En faisant du classement et du dépoussiérage d'œuvres anciennes, le conservateur des collections patrimoniales de la médiathèque François Mitterrand de Poitiers a découvert des dégradations sur un livre du XVIIe siècle. Elles datent peut-être de la Révolution...
L'ouvrage date de 1612. Il s'agit du tome X des œuvres complètes de Saint Thomas-d'Aquin, publiées en Latin à Anvers en Belgique. Un ouvrage certes précieux, mais pas forcément rare, c'est un livre imprimé dont il existe d'autres exemplaires en France.
Lors d'une opération de dépoussiérage et de classement, Florent Palluault, le conservateur des collections patrimoniales de la médiathèque François Mitterrand, là où le livre est conservé, a découvert des dégradations sur l'un des volumes. Une illustration a été découpée sur le tome 10,
Sur d'autres pages, on relève des traces de cutter qui font penser que le livre a pu servir de table de découpe, comme une planche à découper.
Ce qui est original dans cette histoire, c'est que les dégradations ne sont pas du tout récentes. Il ne s'agit pas d'un lecteur du XXIe siècle qui aurait eu une envie subite de découper une gravure. Selon Florent Palluault, le découpage est ancien. Son hypothèse est qu'il pourrait dater de la Révolution française :
Lors de la Révolution Française, l'État a confisqué les biens du clergé et donc les livres qui étaient dans les monastères. Certains sont alors passés de mains en mains, ont été vendus et n'ont pas reçu le soin qui leur était dû.
Florent Palluault, conservateur en charge des collections patrimoniales
Avant d'être conservé à la médiathèque le livre était détenu par le monastère Saint-Cyprien de Poitiers, érigé le long du Clain à la place de l'actuel hôpital Pasteur. Après 1789 il a donc été vidé.
La dégradation des livres n'est pas un phénomène de notre époque
Le papier était cher au XVIe ou XVIIe siècles et il n'était pas rare d'écrire sur les pages (quand on savait écrire) ou de découper des images que l'on trouvait jolies." Les livres sont des objets comme les autres, les propriétaires se les approprient, ils font des annotations" explique Florent Palluault.

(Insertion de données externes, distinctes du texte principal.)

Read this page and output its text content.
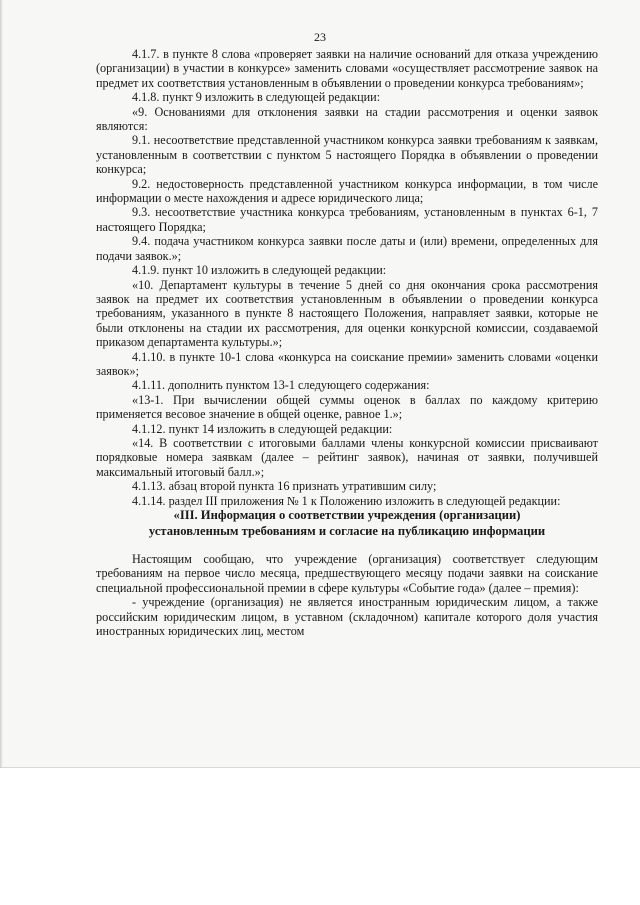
23

4.1.7. в пункте 8 слова «проверяет заявки на наличие оснований для отказа учреждению (организации) в участии в конкурсе» заменить словами «осуществляет рассмотрение заявок на предмет их соответствия установленным в объявлении о проведении конкурса требованиям»;

4.1.8. пункт 9 изложить в следующей редакции:

«9. Основаниями для отклонения заявки на стадии рассмотрения и оценки заявок являются:

9.1. несоответствие представленной участником конкурса заявки требованиям к заявкам, установленным в соответствии с пунктом 5 настоящего Порядка в объявлении о проведении конкурса;

9.2. недостоверность представленной участником конкурса информации, в том числе информации о месте нахождения и адресе юридического лица;

9.3. несоответствие участника конкурса требованиям, установленным в пунктах 6-1, 7 настоящего Порядка;

9.4. подача участником конкурса заявки после даты и (или) времени, определенных для подачи заявок.»;

4.1.9. пункт 10 изложить в следующей редакции:

«10. Департамент культуры в течение 5 дней со дня окончания срока рассмотрения заявок на предмет их соответствия установленным в объявлении о проведении конкурса требованиям, указанного в пункте 8 настоящего Положения, направляет заявки, которые не были отклонены на стадии их рассмотрения, для оценки конкурсной комиссии, создаваемой приказом департамента культуры.»;

4.1.10. в пункте 10-1 слова «конкурса на соискание премии» заменить словами «оценки заявок»;

4.1.11. дополнить пунктом 13-1 следующего содержания:

«13-1. При вычислении общей суммы оценок в баллах по каждому критерию применяется весовое значение в общей оценке, равное 1.»;

4.1.12. пункт 14 изложить в следующей редакции:

«14. В соответствии с итоговыми баллами члены конкурсной комиссии присваивают порядковые номера заявкам (далее – рейтинг заявок), начиная от заявки, получившей максимальный итоговый балл.»;

4.1.13. абзац второй пункта 16 признать утратившим силу;

4.1.14. раздел III приложения № 1 к Положению изложить в следующей редакции:

«III. Информация о соответствии учреждения (организации)

установленным требованиям и согласие на публикацию информации

Настоящим сообщаю, что учреждение (организация) соответствует следующим требованиям на первое число месяца, предшествующего месяцу подачи заявки на соискание специальной профессиональной премии в сфере культуры «Событие года» (далее – премия):

- учреждение (организация) не является иностранным юридическим лицом, а также российским юридическим лицом, в уставном (складочном) капитале которого доля участия иностранных юридических лиц, местом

Et même si la dégradation d'un livre est toujours triste, dans ce cas précis, elle n'est pas catastrophique. Comme l'ouvrage a été imprimé, il en existe plusieurs exemplaires et on peut très bien retrouver ce qui a disparu sur un autre livre.

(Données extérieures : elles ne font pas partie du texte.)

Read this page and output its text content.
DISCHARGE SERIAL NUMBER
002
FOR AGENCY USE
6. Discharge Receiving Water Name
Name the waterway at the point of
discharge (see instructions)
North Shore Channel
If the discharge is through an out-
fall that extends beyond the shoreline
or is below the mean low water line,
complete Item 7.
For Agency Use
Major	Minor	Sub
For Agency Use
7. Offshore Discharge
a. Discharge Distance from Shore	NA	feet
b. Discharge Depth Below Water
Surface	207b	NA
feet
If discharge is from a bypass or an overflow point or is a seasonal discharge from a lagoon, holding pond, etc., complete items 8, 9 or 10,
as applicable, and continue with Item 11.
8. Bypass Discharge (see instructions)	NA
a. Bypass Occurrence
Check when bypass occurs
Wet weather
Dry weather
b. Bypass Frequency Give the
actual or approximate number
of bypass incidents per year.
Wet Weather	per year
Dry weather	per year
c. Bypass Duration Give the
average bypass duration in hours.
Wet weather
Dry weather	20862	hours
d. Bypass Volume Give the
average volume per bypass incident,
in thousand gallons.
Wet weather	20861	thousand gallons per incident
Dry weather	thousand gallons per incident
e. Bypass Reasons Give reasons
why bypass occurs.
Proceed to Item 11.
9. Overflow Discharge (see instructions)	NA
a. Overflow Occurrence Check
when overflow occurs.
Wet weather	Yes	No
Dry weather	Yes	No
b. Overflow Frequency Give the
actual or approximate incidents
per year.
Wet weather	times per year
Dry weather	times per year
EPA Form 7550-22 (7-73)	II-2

Ce n'est pas une perte documentaire, c'est bien dommage, mais ce n'est pas catastrophique. Sur un manuscrit, c'est catastrophique parce qu'on ne retrouvera jamais ce qui a été détruit
Florent Palluault
Pour la petite histoire, la découpe de vieux ouvrages est toujours pratiquée. Certains brocanteurs ou antiquaires peu scrupuleux achète des livres anciens, découpent les illustrations et les revendent à la pièce pour encaisser des bénéfices.